CLEVELAND - Just in time for you to spruce up your yard with flowers and mulch, there's a warning from firefighters. The mulch you lay in your yard could catch fire and cause thousands of dollars in damage.
"I heard windows breaking,” homeowner Rick Vaccarella said. "I just saw big orange flames breaking through the window so my first thought was the basement was on fire." Firefighters ruled out anything electrical on the ground floor, but said they believe the fire started at the ground level in the mulch.
"I've been to maybe a half-dozen (mulch house fires) in my career, but this year it's something else,” said Frank Root III, a fire chief in Ohio.
He saw just one mulch-related fire last May. This year, they’ve been to 12. It's not the only city where it's happening.
"The only thing we can really attribute it to is just the dry weather, and the extremely mild spring that we had," Root said.

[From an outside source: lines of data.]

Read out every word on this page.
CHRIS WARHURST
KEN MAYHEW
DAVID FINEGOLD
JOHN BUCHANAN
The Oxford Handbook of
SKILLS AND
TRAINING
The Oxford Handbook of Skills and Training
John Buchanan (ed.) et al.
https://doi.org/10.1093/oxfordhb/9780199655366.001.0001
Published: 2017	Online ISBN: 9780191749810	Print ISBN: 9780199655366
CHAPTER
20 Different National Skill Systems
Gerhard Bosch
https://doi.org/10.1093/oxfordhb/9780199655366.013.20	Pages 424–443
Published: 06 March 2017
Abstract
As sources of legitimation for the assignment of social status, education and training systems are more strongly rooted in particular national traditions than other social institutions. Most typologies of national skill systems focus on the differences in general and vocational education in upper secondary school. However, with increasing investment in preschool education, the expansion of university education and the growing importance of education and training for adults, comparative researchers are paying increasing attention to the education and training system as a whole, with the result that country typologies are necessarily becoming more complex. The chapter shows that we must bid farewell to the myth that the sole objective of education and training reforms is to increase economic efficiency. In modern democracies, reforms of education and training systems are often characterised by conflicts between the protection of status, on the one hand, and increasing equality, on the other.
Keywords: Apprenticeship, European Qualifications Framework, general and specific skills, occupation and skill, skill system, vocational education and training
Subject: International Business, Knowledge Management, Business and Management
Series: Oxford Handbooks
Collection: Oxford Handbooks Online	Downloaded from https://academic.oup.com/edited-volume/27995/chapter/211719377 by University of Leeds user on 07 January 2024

Vaccarella said insurance investigators told him there might be another culprit that created a perfect storm with the dry mulch.

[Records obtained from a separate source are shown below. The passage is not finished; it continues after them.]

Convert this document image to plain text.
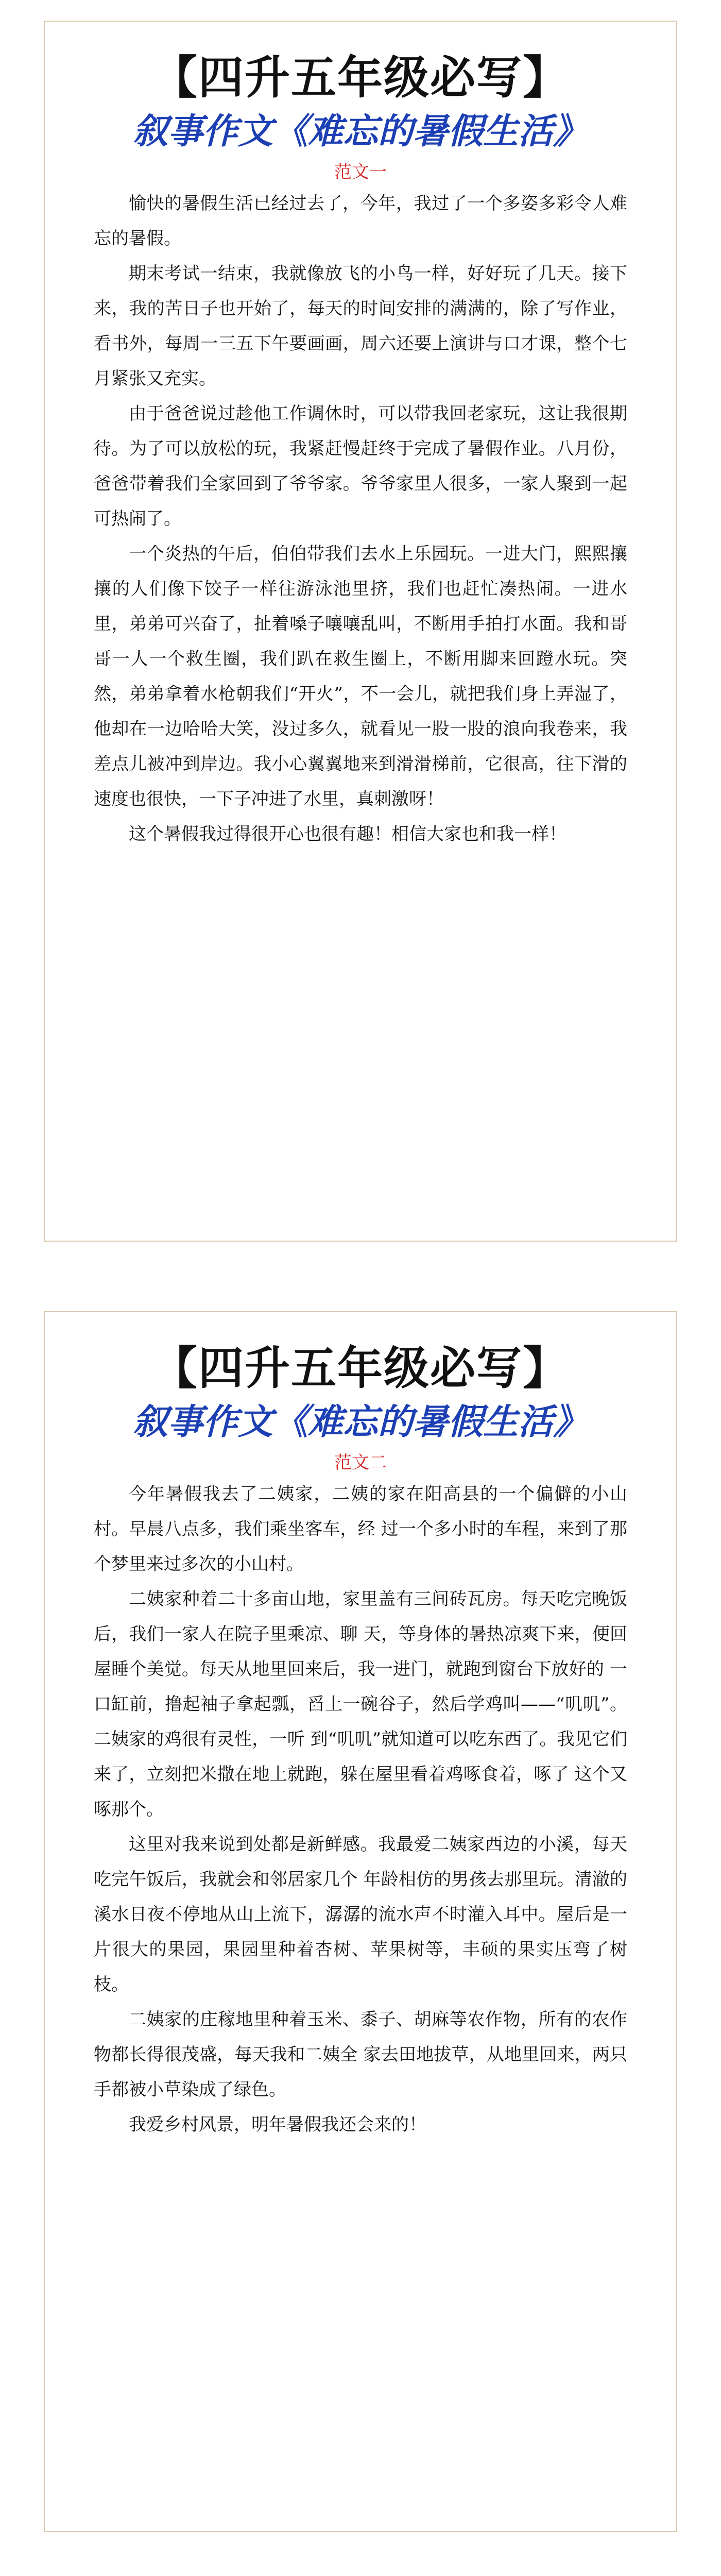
【四升五年级必写】
叙事作文《难忘的暑假生活》
范文一

愉快的暑假生活已经过去了，今年，我过了一个多姿多彩令人难忘的暑假。

期末考试一结束，我就像放飞的小鸟一样，好好玩了几天。接下来，我的苦日子也开始了，每天的时间安排的满满的，除了写作业，看书外，每周一三五下午要画画，周六还要上演讲与口才课，整个七月紧张又充实。

由于爸爸说过趁他工作调休时，可以带我回老家玩，这让我很期待。为了可以放松的玩，我紧赶慢赶终于完成了暑假作业。八月份，爸爸带着我们全家回到了爷爷家。爷爷家里人很多，一家人聚到一起可热闹了。

一个炎热的午后，伯伯带我们去水上乐园玩。一进大门，熙熙攘攘的人们像下饺子一样往游泳池里挤，我们也赶忙凑热闹。一进水里，弟弟可兴奋了，扯着嗓子嚷嚷乱叫，不断用手拍打水面。我和哥哥一人一个救生圈，我们趴在救生圈上，不断用脚来回蹬水玩。突然，弟弟拿着水枪朝我们“开火”，不一会儿，就把我们身上弄湿了，他却在一边哈哈大笑，没过多久，就看见一股一股的浪向我卷来，我差点儿被冲到岸边。我小心翼翼地来到滑滑梯前，它很高，往下滑的速度也很快，一下子冲进了水里，真刺激呀！

这个暑假我过得很开心也很有趣！相信大家也和我一样！

【四升五年级必写】
叙事作文《难忘的暑假生活》
范文二

今年暑假我去了二姨家，二姨的家在阳高县的一个偏僻的小山村。早晨八点多，我们乘坐客车，经 过一个多小时的车程，来到了那个梦里来过多次的小山村。

二姨家种着二十多亩山地，家里盖有三间砖瓦房。每天吃完晚饭后，我们一家人在院子里乘凉、聊 天，等身体的暑热凉爽下来，便回屋睡个美觉。每天从地里回来后，我一进门，就跑到窗台下放好的 一口缸前，撸起袖子拿起瓢，舀上一碗谷子，然后学鸡叫——“叽叽”。二姨家的鸡很有灵性，一听 到“叽叽”就知道可以吃东西了。我见它们来了，立刻把米撒在地上就跑，躲在屋里看着鸡啄食着，啄了 这个又啄那个。

这里对我来说到处都是新鲜感。我最爱二姨家西边的小溪，每天吃完午饭后，我就会和邻居家几个 年龄相仿的男孩去那里玩。清澈的溪水日夜不停地从山上流下，潺潺的流水声不时灌入耳中。屋后是一 片很大的果园，果园里种着杏树、苹果树等，丰硕的果实压弯了树枝。

二姨家的庄稼地里种着玉米、黍子、胡麻等农作物，所有的农作物都长得很茂盛，每天我和二姨全 家去田地拔草，从地里回来，两只手都被小草染成了绿色。

我爱乡村风景，明年暑假我还会来的！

"The thought process was the angle of the sun was coming off this window here glaring down there,” Vaccarella said, as he pointed to a bay window that sat atop his house. It also was a windy day.

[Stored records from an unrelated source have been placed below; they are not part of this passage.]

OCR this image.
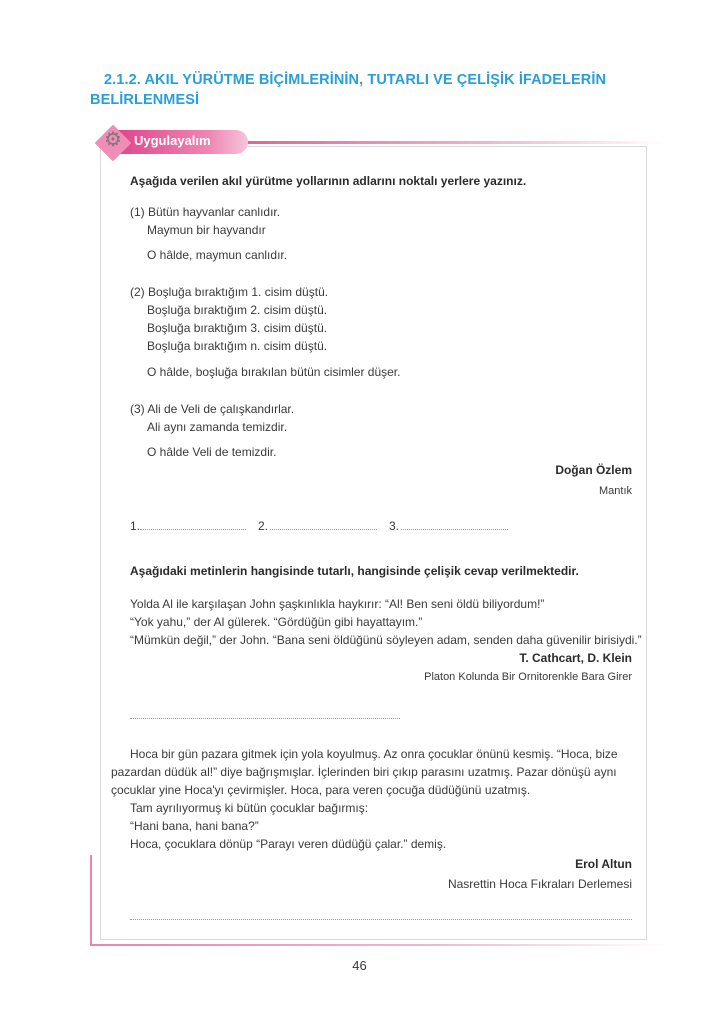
2.1.2. AKIL YÜRÜTME BİÇİMLERİNİN, TUTARLI VE ÇELİŞİK İFADELERİN
BELİRLENMESİ
⚙ Uygulayalım
Aşağıda verilen akıl yürütme yollarının adlarını noktalı yerlere yazınız.
(1) Bütün hayvanlar canlıdır.
Maymun bir hayvandır
O hâlde, maymun canlıdır.
(2) Boşluğa bıraktığım 1. cisim düştü.
Boşluğa bıraktığım 2. cisim düştü.
Boşluğa bıraktığım 3. cisim düştü.
Boşluğa bıraktığım n. cisim düştü.
O hâlde, boşluğa bırakılan bütün cisimler düşer.
(3) Ali de Veli de çalışkandırlar.
Ali aynı zamanda temizdir.
O hâlde Veli de temizdir.
Doğan Özlem
Mantık
1.	2.	3.
Aşağıdaki metinlerin hangisinde tutarlı, hangisinde çelişik cevap verilmektedir.
Yolda Al ile karşılaşan John şaşkınlıkla haykırır: “Al! Ben seni öldü biliyordum!”
“Yok yahu,” der Al gülerek. “Gördüğün gibi hayattayım.”
“Mümkün değil,” der John. “Bana seni öldüğünü söyleyen adam, senden daha güvenilir birisiydi.”
T. Cathcart, D. Klein
Platon Kolunda Bir Ornitorenkle Bara Girer
Hoca bir gün pazara gitmek için yola koyulmuş. Az onra çocuklar önünü kesmiş. “Hoca, bize
pazardan düdük al!” diye bağrışmışlar. İçlerinden biri çıkıp parasını uzatmış. Pazar dönüşü aynı
çocuklar yine Hoca'yı çevirmişler. Hoca, para veren çocuğa düdüğünü uzatmış.
Tam ayrılıyormuş ki bütün çocuklar bağırmış:
“Hani bana, hani bana?”
Hoca, çocuklara dönüp “Parayı veren düdüğü çalar.” demiş.
Erol Altun
Nasrettin Hoca Fıkraları Derlemesi
46
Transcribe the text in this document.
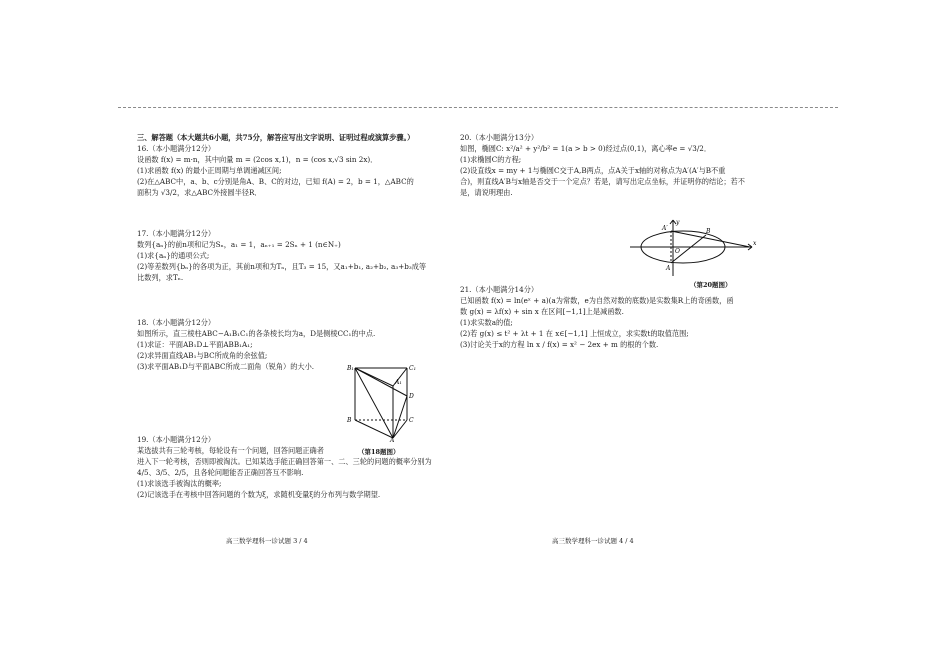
三、解答题（本大题共6小题，共75分，解答应写出文字说明、证明过程或演算步骤。）

16.（本小题满分12分）

设函数 f(x) = m·n，其中向量 m = (2cos x,1)，n = (cos x,√3 sin 2x)．

(1)求函数 f(x) 的最小正周期与单调递减区间;

(2)在△ABC中，a、b、c分别是角A、B、C的对边，已知 f(A) = 2，b = 1，△ABC的

面积为 √3/2，求△ABC外接圆半径R．

17.（本小题满分12分）

数列{aₙ}的前n项和记为Sₙ，a₁ = 1，aₙ₊₁ = 2Sₙ + 1 (n∈N₊)

(1)求{aₙ}的通项公式;

(2)等差数列{bₙ}的各项为正，其前n项和为Tₙ，且T₃ = 15，又a₁+b₁, a₂+b₂, a₃+b₃成等

比数列，求Tₙ.

18.（本小题满分12分）

如图所示，直三棱柱ABC−A₁B₁C₁的各条棱长均为a，D是侧棱CC₁的中点.

(1)求证：平面AB₁D⊥平面ABB₁A₁;

(2)求异面直线AB₁与BC所成角的余弦值;

(3)求平面AB₁D与平面ABC所成二面角（锐角）的大小.

19.（本小题满分12分）

某选拔共有三轮考核，每轮设有一个问题，回答问题正确者

进入下一轮考核，否则即被淘汰。已知某选手能正确回答第一、二、三轮的问题的概率分别为

4/5、3/5、2/5，且各轮问题能否正确回答互不影响.

(1)求该选手被淘汰的概率;

(2)记该选手在考核中回答问题的个数为ξ，求随机变量ξ的分布列与数学期望.

B₁	C₁
A₁
D
B	C
A
（第18题图）

20.（本小题满分13分）

如图，椭圆C: x²/a² + y²/b² = 1(a > b > 0)经过点(0,1)，离心率e = √3/2．

(1)求椭圆C的方程;

(2)设直线x = my + 1与椭圆C交于A,B两点，点A关于x轴的对称点为A′(A′与B不重

合)，则直线A′B与x轴是否交于一个定点？若是，请写出定点坐标，并证明你的结论；若不

是，请说明理由.

21.（本小题满分14分）

已知函数 f(x) = ln(eˣ + a)(a为常数，e为自然对数的底数)是实数集R上的奇函数，函

数 g(x) = λf(x) + sin x 在区间[−1,1]上是减函数.

(1)求实数a的值;

(2)若 g(x) ≤ t² + λt + 1 在 x∈[−1,1] 上恒成立，求实数t的取值范围;

(3)讨论关于x的方程 ln x / f(x) = x² − 2ex + m 的根的个数.

y
x
A′	B
O
A
（第20题图）
高三数学理科一诊试题 3 / 4	高三数学理科一诊试题 4 / 4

Reflected sunlight can magnify and burn anything in its path. The sun reflects off certain windows and creates a magnifying glass effect.
We bought an energy efficient window and directed it toward the sun. Within minutes, we melted a plastic bag. Typically, the damage is far worse. Siding at a Parma home melted. Across the country, paint is bubbling and pool covers melting.
Anything in the path of this unnatural light can be damaged.
"That was the first I heard of it,” Vaccarella said.
His fire is still under investigation, but he said initial reports point to the sun, windows and mulch. He's just counting his blessings thankful he worked from home the day the fire started.
"One aspect I don't feel so lucky. The other aspect I feel kind of lucky,” Vaccarella said.
The damage is estimated between $35,000 to $50,000, but firefighters said a few minutes later and it would have been more extensive.
To protect your home, lay your mulch away from your home. So many people put it up against the siding.
Pay attention to warning signs.
One homeowner said she smelled smoke at 8 in the morning and didn't know what it was. By 3 p.m. her house was on fire. These mulch fires usually smolder for awhile before they ignite.
You can also water your mulch to keep it from getting too dry, but you don’t want it too moist or too deep. Fungus is known to develop in mulch. Under certain conditions, that fungus sprays like a shotgun leaving dark specs all over . It can spot your fence, car, or siding. It’s really hard to remove.